白采宣一副穩操勝券的樣子,走了。
良家子們接著在太和門外頭等了許久,直到再沒有為官之人帶著子女進出,這便已經到了正午。
裏頭的熙攘聲漸漸歸於一片寧靜,想來所有的來客已落座完畢。良家子們紛紛拾發理襟,整理一番,準備著進去。
“傳,七十八名良家子入席。”太監拔尖的嗓子一喊,被曬得昏昏欲倒的良家子們猛的提起了精神。
“快著些,別磨蹭!”小太監催促著。
良家子們都格外謹慎的低頭前行,小太監握著浮塵在前頭引著路,跟在趕一群畜生進圈似得。
幾十名良家子裏隻有離盞半抬著腦袋,環視著周圍。
前世來過皇宮多次,但皇宮總共九千九百九十九間舍,她並不是哪裏都去過。譬如東宮,她便生得很。
但宮裏的建築分布,大多都有律可尋,譬如位份重的人,住處都十分講究坐北朝南,依山傍水,一直朝北邊走,若是能見到一處殿宇背靠假山,前臨淵池,那肯定就是顧越澤的住處。
而顧越澤素來喜歡把值錢的東西藏在院落的偏殿當中,想見,隨時看得見,想摸,隨時能摸得著。就如同在朝堂上,總要把最要緊的大權牢牢攢在自己手中才放心似的。
離盞不由自主的朝北看去,可前頭是橫著一座巨大的殿宇,遮住了所有視線。
這殿宇的頂,是重簷歇山頂,內外簷均為金龍和璽才華,十丈來高,四百餘丈寬,整整八十張席容納其中也絲毫不顯擁擠。
顧越澤坐在在六架天花梁彩畫下,自然是至高席。

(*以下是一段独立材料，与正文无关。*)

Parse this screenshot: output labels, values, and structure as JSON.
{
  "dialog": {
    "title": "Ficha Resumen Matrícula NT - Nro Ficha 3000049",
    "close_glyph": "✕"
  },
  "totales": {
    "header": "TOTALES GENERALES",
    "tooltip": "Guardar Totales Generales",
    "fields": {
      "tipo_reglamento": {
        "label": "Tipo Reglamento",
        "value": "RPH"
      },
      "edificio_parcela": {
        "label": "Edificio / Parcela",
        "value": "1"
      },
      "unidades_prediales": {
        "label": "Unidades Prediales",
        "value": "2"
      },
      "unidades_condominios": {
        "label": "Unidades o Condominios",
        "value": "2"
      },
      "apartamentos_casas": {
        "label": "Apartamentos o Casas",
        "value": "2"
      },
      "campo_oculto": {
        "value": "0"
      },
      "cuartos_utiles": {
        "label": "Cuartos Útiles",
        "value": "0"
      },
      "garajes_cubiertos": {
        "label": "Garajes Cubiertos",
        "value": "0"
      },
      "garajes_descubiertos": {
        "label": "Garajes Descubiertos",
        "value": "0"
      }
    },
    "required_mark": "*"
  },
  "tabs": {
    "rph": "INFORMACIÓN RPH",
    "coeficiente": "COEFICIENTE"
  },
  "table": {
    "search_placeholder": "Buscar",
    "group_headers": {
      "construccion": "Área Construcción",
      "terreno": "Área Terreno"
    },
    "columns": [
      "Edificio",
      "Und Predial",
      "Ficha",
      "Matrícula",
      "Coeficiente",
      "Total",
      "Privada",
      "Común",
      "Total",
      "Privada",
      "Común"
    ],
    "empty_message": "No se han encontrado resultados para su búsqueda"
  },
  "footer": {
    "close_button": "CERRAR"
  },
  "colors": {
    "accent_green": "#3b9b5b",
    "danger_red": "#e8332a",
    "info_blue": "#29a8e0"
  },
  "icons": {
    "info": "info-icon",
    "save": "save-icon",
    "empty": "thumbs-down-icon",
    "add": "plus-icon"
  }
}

其右,坐著皇上最寵愛的公主-霽月公主,其左,位置空著無人。
左邊再往下數,是端王和緒王和一眾已經成年卻還未封王的皇子們,至於旁的公主和郡主都一律坐在右邊。
良家子們不熟悉宮裏的氣氛,戰戰兢兢的落於末席,才汲汲營營的抬眼去看,這一看又才發現,末席比她們想象得還要遠,鉚足了眼力勁兒才能瞧見一個巴掌大的明黃影子定在上席。